Reader, I blubbed like a baby. Every one of the show’s three searches for parentage and identity knocked me for six. But, in my role as critic as opposed to human being, let’s get the show’s obvious faults out the way. Firstly, using DNA to examine – we might as well say it – “who you think you are” is in no way watertight. DNA Family Secrets admitted as much, saying that a DNA test is only as useful as the database it’s tested against. The database, meaning people who have themselves been tested, currently comprises 30 million people worldwide, or half a percent of the world’s population. (Fun fact: DNA testing is illegal in France, apparently).

So you’re still looking for needles in haystacks. That all three of this episode’s subjects – Richard (52), on a life-long mission to discover the identity of his father; Janet (62), on the search for a half sister she thinks she once heard her late father talking about at a dinner party when she was nine; Glen (47), desperate to learn about his ancestry as a black man who’s never felt he is among “his people” living in leafy Oxfordshire – found answers on the database is something close to a miracle. A made-for-TV miracle.

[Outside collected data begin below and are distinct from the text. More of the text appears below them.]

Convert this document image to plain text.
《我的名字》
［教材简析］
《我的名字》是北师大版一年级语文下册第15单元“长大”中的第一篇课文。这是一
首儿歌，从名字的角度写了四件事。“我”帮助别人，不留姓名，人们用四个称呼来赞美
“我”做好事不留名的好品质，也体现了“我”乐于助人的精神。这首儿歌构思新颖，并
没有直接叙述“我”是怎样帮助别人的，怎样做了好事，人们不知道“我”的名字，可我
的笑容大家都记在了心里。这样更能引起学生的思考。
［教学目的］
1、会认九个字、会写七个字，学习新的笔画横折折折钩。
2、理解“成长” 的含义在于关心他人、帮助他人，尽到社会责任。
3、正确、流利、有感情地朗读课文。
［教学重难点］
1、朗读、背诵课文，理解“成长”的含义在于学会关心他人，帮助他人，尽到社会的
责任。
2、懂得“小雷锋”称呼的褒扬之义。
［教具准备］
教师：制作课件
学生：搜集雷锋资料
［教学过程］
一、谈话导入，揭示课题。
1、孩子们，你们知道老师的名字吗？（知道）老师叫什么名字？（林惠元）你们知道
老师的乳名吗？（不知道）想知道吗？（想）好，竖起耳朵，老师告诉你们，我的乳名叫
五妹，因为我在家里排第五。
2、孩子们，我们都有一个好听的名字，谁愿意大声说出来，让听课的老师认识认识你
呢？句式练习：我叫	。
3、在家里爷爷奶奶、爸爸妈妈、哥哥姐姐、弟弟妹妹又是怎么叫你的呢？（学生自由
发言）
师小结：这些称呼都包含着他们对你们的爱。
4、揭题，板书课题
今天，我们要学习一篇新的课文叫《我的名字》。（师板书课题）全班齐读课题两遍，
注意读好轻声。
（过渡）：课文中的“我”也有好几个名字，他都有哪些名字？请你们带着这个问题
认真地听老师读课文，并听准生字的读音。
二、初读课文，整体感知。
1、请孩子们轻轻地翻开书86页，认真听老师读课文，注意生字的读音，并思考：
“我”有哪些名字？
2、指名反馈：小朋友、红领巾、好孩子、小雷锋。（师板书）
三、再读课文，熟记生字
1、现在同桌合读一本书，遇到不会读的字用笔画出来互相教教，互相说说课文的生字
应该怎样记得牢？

Then there are the thorny ethical issues underlying a programme that, in digging into people’s parentage, can at times veer close to Jeremy Kyle territory. The delightful Richard, for example, discovered that his long-lost dad was alive and well. But the weepy rapprochement that TV demands never took place. What happened there? Some family secrets, one suspects, are secret for a reason.

Still, these are all valid points that should be understood to have come from a man who spent an hour grinning from ear to ear when he wasn’t fetching fresh hankies. DNA Family Secrets, like its clear relative Long Lost Family on ITV, is wonderfully moving television. Presenter Stacey Dooley is perfect as the shoulder to cry on, the selection of subjects is spot on, and the money shots – when a long-lost this or that first meets their new family member – always deliver, at least when they happen. It might be contrived but you’d have to be a cynical old stick not to enjoy it.